In both cases, the probes involve federal emergency programs that were intended to give local governments greater flexibility to respond to economic and public health needs. However, GOP leaders have repeatedly diverted the money to unrelated purposes and political pet projects, from building a prison in Atlanta to cutting taxes in Florida and elsewhere, which, as at the very least, they violate the spirit of Congressional relief efforts.
How federal pandemic aid helped Texas pay for its border crackdown
In Florida, critics described the approach as wasteful, arguing that federal money could have been better spent on improving local education, boosting hospitals or otherwise helping low-income residents. In Massachusetts, where Florida sent the migrants, Markey and other Democratic lawmakers, including Reps. Seth Moulton and Ayanna Pressley, described the flights as a “political stunt,” which they said “is contrary to the intent of Congress.”
“Although the rule was designed to provide flexibility to state and local governments, Congress did not intend or authorize state governments to use SLFRF funds for immigration enforcement,” the lawmakers wrote in a letter last month passed to the inspector general asking for probe.
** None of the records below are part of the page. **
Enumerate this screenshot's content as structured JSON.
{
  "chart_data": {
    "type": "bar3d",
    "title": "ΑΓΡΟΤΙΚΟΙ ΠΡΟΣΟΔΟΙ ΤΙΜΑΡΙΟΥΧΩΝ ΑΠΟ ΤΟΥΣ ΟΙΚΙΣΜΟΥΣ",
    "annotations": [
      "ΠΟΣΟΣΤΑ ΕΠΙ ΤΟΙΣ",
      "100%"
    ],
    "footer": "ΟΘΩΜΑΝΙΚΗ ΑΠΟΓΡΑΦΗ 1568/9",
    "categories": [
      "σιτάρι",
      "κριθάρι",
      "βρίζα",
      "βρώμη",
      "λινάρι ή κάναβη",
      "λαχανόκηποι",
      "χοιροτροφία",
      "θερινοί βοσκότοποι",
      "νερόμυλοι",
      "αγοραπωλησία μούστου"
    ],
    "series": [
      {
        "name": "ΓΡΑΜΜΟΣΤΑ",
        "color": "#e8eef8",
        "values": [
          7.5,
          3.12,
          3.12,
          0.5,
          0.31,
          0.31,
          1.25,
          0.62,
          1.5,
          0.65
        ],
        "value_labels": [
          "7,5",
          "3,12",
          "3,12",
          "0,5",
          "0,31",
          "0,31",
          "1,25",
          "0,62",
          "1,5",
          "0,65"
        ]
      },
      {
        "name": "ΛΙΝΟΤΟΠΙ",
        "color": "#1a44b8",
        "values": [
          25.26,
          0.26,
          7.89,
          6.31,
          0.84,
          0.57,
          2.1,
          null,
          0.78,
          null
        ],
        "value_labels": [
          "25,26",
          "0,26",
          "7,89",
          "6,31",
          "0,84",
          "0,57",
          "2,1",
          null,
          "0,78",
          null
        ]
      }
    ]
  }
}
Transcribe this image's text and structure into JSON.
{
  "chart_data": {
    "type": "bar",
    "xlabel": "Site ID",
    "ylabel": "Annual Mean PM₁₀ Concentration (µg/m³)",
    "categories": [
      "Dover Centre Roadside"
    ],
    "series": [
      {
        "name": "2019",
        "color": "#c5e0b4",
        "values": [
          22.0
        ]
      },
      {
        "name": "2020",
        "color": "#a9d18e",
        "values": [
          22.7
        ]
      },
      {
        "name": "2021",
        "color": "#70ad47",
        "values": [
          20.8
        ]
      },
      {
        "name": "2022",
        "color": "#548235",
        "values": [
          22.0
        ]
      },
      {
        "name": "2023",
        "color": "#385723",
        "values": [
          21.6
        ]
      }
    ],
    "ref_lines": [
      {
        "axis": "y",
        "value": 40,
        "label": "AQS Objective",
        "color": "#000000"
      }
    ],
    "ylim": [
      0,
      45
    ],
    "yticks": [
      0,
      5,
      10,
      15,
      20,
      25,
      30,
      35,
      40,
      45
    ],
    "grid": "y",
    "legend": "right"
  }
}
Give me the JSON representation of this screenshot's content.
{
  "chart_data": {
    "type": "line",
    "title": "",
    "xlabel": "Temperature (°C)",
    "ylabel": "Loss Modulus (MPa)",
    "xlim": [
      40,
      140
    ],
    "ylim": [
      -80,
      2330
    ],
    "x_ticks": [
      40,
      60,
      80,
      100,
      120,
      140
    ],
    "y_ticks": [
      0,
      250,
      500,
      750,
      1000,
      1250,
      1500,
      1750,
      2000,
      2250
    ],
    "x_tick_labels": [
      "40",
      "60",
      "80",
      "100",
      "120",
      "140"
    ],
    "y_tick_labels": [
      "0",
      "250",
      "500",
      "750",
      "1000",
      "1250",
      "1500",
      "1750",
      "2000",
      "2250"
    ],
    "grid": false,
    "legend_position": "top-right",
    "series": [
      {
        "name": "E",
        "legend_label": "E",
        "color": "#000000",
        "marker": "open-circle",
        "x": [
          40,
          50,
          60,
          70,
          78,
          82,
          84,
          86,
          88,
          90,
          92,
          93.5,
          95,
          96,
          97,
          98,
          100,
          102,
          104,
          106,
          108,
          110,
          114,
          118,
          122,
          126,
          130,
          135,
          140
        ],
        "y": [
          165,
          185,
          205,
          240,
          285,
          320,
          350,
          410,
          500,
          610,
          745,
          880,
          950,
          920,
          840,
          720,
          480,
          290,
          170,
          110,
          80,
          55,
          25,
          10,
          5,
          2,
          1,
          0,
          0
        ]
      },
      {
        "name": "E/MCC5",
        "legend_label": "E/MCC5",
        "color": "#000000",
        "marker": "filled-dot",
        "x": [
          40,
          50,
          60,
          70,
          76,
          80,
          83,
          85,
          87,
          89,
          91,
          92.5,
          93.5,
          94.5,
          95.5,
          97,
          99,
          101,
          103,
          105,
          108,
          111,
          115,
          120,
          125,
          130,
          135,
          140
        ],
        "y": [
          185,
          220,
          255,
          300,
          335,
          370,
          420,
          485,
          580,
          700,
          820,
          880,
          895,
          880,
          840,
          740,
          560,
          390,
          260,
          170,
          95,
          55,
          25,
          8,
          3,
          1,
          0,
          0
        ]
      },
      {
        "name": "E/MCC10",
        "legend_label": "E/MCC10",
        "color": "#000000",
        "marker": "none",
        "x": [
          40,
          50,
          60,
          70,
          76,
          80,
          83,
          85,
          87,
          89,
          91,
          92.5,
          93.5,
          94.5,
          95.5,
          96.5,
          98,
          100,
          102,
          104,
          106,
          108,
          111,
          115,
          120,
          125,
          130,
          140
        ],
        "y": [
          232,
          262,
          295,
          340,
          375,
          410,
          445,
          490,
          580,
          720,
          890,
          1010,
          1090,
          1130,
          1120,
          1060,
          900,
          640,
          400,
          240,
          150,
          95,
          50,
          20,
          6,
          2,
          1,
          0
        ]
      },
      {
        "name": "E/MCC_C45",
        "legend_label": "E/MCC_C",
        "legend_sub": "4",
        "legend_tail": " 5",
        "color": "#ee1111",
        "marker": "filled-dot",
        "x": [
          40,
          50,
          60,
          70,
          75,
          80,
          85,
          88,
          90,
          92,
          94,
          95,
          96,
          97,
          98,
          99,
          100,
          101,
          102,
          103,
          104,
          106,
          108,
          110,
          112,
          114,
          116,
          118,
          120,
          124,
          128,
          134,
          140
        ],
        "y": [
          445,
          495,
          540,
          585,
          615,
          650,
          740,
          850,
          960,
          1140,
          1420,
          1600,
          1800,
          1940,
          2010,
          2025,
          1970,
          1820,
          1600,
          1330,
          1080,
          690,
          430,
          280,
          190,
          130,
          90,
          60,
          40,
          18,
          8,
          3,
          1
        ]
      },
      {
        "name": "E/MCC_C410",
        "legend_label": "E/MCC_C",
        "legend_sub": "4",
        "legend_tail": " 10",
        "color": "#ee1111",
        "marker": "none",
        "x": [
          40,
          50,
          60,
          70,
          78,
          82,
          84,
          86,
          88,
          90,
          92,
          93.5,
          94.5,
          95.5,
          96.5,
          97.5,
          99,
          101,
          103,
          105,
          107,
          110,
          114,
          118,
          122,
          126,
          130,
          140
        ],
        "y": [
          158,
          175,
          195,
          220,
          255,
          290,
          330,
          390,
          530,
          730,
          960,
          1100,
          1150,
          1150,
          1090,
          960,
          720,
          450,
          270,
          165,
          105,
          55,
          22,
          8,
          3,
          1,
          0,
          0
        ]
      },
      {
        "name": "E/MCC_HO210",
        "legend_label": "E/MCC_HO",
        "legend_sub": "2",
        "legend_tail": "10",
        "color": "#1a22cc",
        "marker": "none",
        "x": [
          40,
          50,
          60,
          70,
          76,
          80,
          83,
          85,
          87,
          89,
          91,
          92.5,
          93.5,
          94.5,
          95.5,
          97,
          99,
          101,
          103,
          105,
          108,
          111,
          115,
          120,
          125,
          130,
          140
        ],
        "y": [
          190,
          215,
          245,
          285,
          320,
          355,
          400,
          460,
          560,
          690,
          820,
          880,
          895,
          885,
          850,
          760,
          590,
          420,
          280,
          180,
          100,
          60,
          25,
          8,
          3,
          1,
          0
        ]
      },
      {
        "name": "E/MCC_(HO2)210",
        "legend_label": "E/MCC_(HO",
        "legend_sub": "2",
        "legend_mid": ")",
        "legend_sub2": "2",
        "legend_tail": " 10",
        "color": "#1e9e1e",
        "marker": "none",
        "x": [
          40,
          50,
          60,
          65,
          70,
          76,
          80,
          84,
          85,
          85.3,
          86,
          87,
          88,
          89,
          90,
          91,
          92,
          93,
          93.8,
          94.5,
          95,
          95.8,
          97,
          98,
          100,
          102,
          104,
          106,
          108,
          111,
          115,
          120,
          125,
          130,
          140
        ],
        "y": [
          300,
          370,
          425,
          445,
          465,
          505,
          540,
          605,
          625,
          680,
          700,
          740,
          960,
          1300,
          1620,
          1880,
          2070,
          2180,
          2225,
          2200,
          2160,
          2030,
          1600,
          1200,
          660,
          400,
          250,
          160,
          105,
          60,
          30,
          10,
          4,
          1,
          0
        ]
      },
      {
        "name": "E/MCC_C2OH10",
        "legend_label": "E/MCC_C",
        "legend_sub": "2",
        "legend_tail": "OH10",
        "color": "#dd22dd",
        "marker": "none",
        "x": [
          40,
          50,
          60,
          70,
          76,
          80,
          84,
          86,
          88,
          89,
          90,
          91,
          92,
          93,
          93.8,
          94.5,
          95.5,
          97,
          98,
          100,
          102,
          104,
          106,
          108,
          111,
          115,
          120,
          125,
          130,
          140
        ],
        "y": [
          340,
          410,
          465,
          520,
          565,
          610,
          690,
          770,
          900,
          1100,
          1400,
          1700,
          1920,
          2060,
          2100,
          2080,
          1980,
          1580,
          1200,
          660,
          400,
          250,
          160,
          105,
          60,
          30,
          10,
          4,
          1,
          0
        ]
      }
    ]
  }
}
SLFRF refers to the State and Local Fiscal Recovery Funds, the $350 billion program of the American Rescue Plan that awarded Florida the money in question.
The Treasury Department’s top watchdog responded Friday, acknowledging in a letter that he is calling for “further analysis” from the agency about its guidelines.
“We will review the permissibility of immigration-related use of SLFRF funds generally and confirm specifically whether interest earned on SLFRF was used by Florida related to immigration activities and, if so, what conditions and limitations apply to this use,” Richard wrote. K. Delmar, the deputy inspector general.